If Haus are the very epitome of enthusiasm on stage, then JAWS are the polar opposite. Dreamy and mysterious, Connor Schofield and his band appear to have mastered the technique of looking utterly disinterested whilst performing. Languid body language and drawling vocals don’t exactly scream passion, but this is all part of JAWS’ laid-back style.
Opening their set with the slightly lifeless ‘Time’, our hopes weren’t particularly high for what lay ahead. It soon became clear, however, that things were only going to improve. Memorable guitar rifts and hazy shoe-gazing melodies make fan favourites ‘Donut’ and ‘Toucan Surf’ a pleasure to behold, whilst new track ‘Be Slowly’ is a step away from the band’s traditional offhand approach, with a more intense and energetic vibe.
Despite this, it is difficult to escape the feeling that JAWS don’t quite have the conviction of their Midlands based counterparts Peace and Swim Deep. Shoefield is at times, and by his own admission, awkward on stage, failing to connect with the audience, aside from a quip about Tunbridge Wells having ‘a very nice Morrisons’, which brings some laughter from the crowd.

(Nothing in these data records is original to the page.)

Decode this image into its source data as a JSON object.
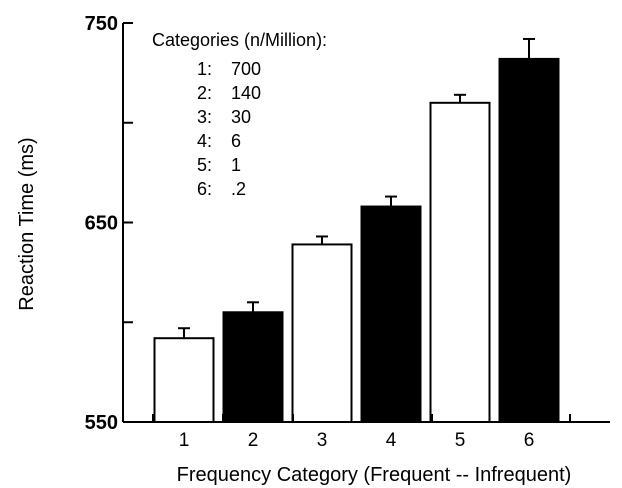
{
  "chart_data": {
    "type": "bar",
    "categories": [
      "1",
      "2",
      "3",
      "4",
      "5",
      "6"
    ],
    "values": [
      592,
      605,
      639,
      658,
      710,
      732
    ],
    "errors": [
      5,
      5,
      4,
      5,
      4,
      10
    ],
    "bar_colors": [
      "#ffffff",
      "#000000",
      "#ffffff",
      "#000000",
      "#ffffff",
      "#000000"
    ],
    "xlabel": "Frequency Category (Frequent -- Infrequent)",
    "ylabel": "Reaction Time (ms)",
    "ylim": [
      550,
      750
    ],
    "yticks": [
      550,
      600,
      650,
      700,
      750
    ],
    "ytick_labels": [
      "550",
      "",
      "650",
      "",
      "750"
    ],
    "grid": false,
    "legend": {
      "title": "Categories (n/Million):",
      "placement": "top-left",
      "entries": [
        {
          "key": "1:",
          "value": "700"
        },
        {
          "key": "2:",
          "value": "140"
        },
        {
          "key": "3:",
          "value": "30"
        },
        {
          "key": "4:",
          "value": "6"
        },
        {
          "key": "5:",
          "value": "1"
        },
        {
          "key": "6:",
          "value": ".2"
        }
      ]
    }
  }
}
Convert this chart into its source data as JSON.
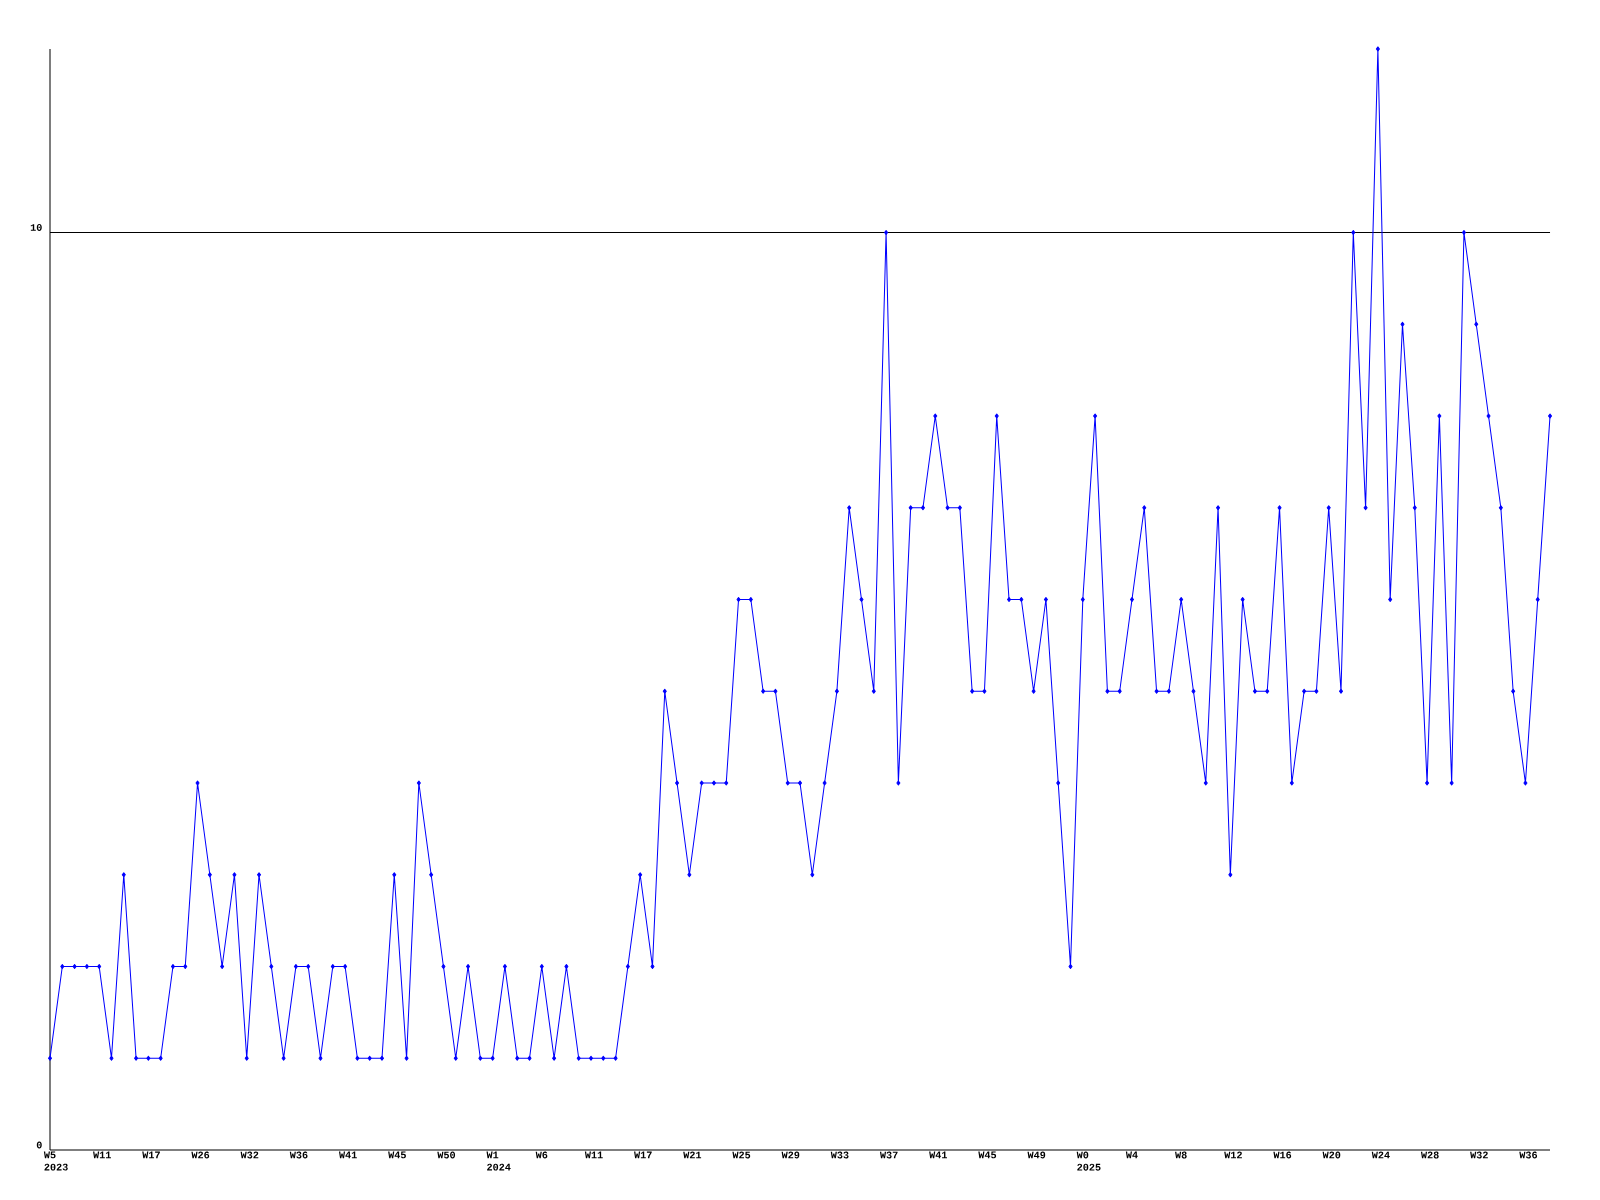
{
  "chart_data": {
    "type": "line",
    "color": "#0000ff",
    "marker": "diamond",
    "line_style": "solid",
    "categories": [
      "W5 2023",
      null,
      null,
      null,
      "W11",
      null,
      null,
      null,
      "W17",
      null,
      null,
      null,
      "W26",
      null,
      null,
      null,
      "W32",
      null,
      null,
      null,
      "W36",
      null,
      null,
      null,
      "W41",
      null,
      null,
      null,
      "W45",
      null,
      null,
      null,
      "W50",
      null,
      null,
      null,
      "W1 2024",
      null,
      null,
      null,
      "W6",
      null,
      null,
      null,
      "W11",
      null,
      null,
      null,
      "W17",
      null,
      null,
      null,
      "W21",
      null,
      null,
      null,
      "W25",
      null,
      null,
      null,
      "W29",
      null,
      null,
      null,
      "W33",
      null,
      null,
      null,
      "W37",
      null,
      null,
      null,
      "W41",
      null,
      null,
      null,
      "W45",
      null,
      null,
      null,
      "W49",
      null,
      null,
      null,
      "W0 2025",
      null,
      null,
      null,
      "W4",
      null,
      null,
      null,
      "W8",
      null,
      null,
      null,
      "W12",
      null,
      null,
      null,
      "W16",
      null,
      null,
      null,
      "W20",
      null,
      null,
      null,
      "W24",
      null,
      null,
      null,
      "W28",
      null,
      null,
      null,
      "W32",
      null,
      null,
      null,
      "W36",
      null,
      null
    ],
    "values": [
      1,
      2,
      2,
      2,
      2,
      1,
      3,
      1,
      1,
      1,
      2,
      2,
      4,
      3,
      2,
      3,
      1,
      3,
      2,
      1,
      2,
      2,
      1,
      2,
      2,
      1,
      1,
      1,
      3,
      1,
      4,
      3,
      2,
      1,
      2,
      1,
      1,
      2,
      1,
      1,
      2,
      1,
      2,
      1,
      1,
      1,
      1,
      2,
      3,
      2,
      5,
      4,
      3,
      4,
      4,
      4,
      6,
      6,
      5,
      5,
      4,
      4,
      3,
      4,
      5,
      7,
      6,
      5,
      10,
      4,
      7,
      7,
      8,
      7,
      7,
      5,
      5,
      8,
      6,
      6,
      5,
      6,
      4,
      2,
      6,
      8,
      5,
      5,
      6,
      7,
      5,
      5,
      6,
      5,
      4,
      7,
      3,
      6,
      5,
      5,
      7,
      4,
      5,
      5,
      7,
      5,
      10,
      7,
      12,
      6,
      9,
      7,
      4,
      8,
      4,
      10,
      9,
      8,
      7,
      5,
      4,
      6,
      8
    ],
    "ylim": [
      0,
      12
    ],
    "yticks": [
      0,
      10
    ],
    "ref_lines": [
      {
        "axis": "y",
        "value": 10,
        "color": "#000000"
      }
    ]
  }
}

After bizarrely adorning his head with a wet flannel, Schofield returns to his usual reserved self and launches into new single ‘Think Too Much, Feel Too Little’, a chilled and carefree number that sounds like it could have been lifted straight from a Swim Deep record. Much more impressive is ‘Surround You’, with skuzzy rifts and enchanting vocals. The band end the set with ‘Gold’ a fast based and bold track that even manages to stir some emotion in Schofield, who coos ‘Take me where the gold drips from the sun onto my back’ with real intensity and passion as the song reaches a crescendo.
JAWS might have some way to go if they are going to reach the level of live performance achieved by Peace and Swim Deep. Nevertheless, on the basis of this show, it is a task they are more than capable of.